The movie filters out the regular enough New Yorkers and boils the city down to gang members, costumed to the ridiculous nines, and the occasional cop. Civilians, as it were, are rarely seen and never say anything, like the pair of young, white couples dressed for a night on the town who end up on the train with the Warriors in Brooklyn as they’re nearly home.
The couples look meaningfully at the gang members, with a mixture of pity and fear, and Swan’s girl reflexively tries to smooth her hair. He grabs her arm to stop her, and they hold steady eye contact with the late-night celebrators, who exit shame-faced at the next stop.
That’s the screen fantasy. The book has the three remaining Dominators, eating candy cars and reading a comic book, look up as two couples “got on the train, blond-hair crew-cuts and their doll-eyed girls … wearing fancy evening clothes as if they had just come from a dance — a prom maybe.”
The young men with their dates give the gang members wearing their war pins “a hard look even though they hadn’t done anything. What right did these squares have to look at them that way?”
Hinton, the most self-aware Dominator, sneaks a sideways look at them and begins daydreaming, at some length, about how “it would be nice to have a girl … innocent, sweet. … Having someone like her to marry would give him ambition. They would have a home and a dog. He would rise in the world and he would become—he wasn’t sure what.”
Eventually he looks up and recognizes that the prom-boys, still wary, are sneering at him now.
“He didn’t look back at them because then he’d have to recognize what that stare meant, and he’d have to challenge them, and that would lead to a little back and forth jive, and you couldn’t tell even about prom cats.
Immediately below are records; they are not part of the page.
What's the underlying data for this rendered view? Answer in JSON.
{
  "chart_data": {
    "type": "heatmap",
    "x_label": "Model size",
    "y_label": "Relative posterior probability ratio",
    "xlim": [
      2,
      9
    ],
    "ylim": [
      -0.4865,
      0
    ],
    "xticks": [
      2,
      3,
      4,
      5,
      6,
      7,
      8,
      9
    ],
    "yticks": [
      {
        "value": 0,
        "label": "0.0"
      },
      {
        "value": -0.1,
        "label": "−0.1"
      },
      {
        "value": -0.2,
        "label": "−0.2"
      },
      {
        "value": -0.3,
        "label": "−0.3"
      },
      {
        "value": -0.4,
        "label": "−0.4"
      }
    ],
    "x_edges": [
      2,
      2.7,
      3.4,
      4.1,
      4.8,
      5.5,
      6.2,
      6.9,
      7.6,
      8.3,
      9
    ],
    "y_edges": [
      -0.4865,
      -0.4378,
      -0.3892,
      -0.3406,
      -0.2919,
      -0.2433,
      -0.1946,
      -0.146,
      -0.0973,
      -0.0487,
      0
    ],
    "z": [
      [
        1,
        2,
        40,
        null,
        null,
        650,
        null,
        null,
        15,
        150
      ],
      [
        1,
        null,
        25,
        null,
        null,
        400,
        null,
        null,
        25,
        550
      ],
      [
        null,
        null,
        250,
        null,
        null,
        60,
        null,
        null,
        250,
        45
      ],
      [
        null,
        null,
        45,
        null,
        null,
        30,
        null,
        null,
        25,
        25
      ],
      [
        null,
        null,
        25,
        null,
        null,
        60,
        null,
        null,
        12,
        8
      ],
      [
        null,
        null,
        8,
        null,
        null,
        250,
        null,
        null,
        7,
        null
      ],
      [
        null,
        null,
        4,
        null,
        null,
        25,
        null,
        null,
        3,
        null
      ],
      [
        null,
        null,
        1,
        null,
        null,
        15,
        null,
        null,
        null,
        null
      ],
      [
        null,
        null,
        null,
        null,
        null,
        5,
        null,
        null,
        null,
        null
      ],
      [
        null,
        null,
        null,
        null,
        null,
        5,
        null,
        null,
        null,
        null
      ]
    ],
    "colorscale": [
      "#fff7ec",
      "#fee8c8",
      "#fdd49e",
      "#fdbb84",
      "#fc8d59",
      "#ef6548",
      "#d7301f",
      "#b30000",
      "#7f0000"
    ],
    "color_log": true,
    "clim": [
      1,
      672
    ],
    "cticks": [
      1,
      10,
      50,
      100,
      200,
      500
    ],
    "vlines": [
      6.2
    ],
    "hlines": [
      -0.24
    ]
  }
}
Everybody packed a little two- or three-inch slice. Everybody knew that.”
The couples exit at Avenue J, with the men shooting a parting put-down look at the Dominators and Hinton swapping out his hazy domestic fantasy for a martial one about returning to punish those men, because “Who were they to jive the Family.”
‘No walk along the beach’
While the movie that sparked a moral panic on its release became a comfort food to stream in a vastly safer luxury city, the book still speaks many decades later to the trains today and the shared nightmares about what can happen when most everyone is afraid of most everyone else. The space between a good Samaritan and a vigilante killer can be as thin as a box cutter blade.
“The movie is an evisceration and distortion of my book. Though it formally follows the plot of the book, the contents are changed enormously,” Yurick said after it hit theaters.
“I wanted to show a dream of uniting, and the real conditions people live under. I also wanted to depict these kids as they actually were. Life has become almost hopeless for them. The return home is a downer. There’s no walk along the beach, no hope. It’s home to a welfare setup and the worst that can mean,” he continued.
“I wanted people to understand what will happen if you do not bring everyone into society.”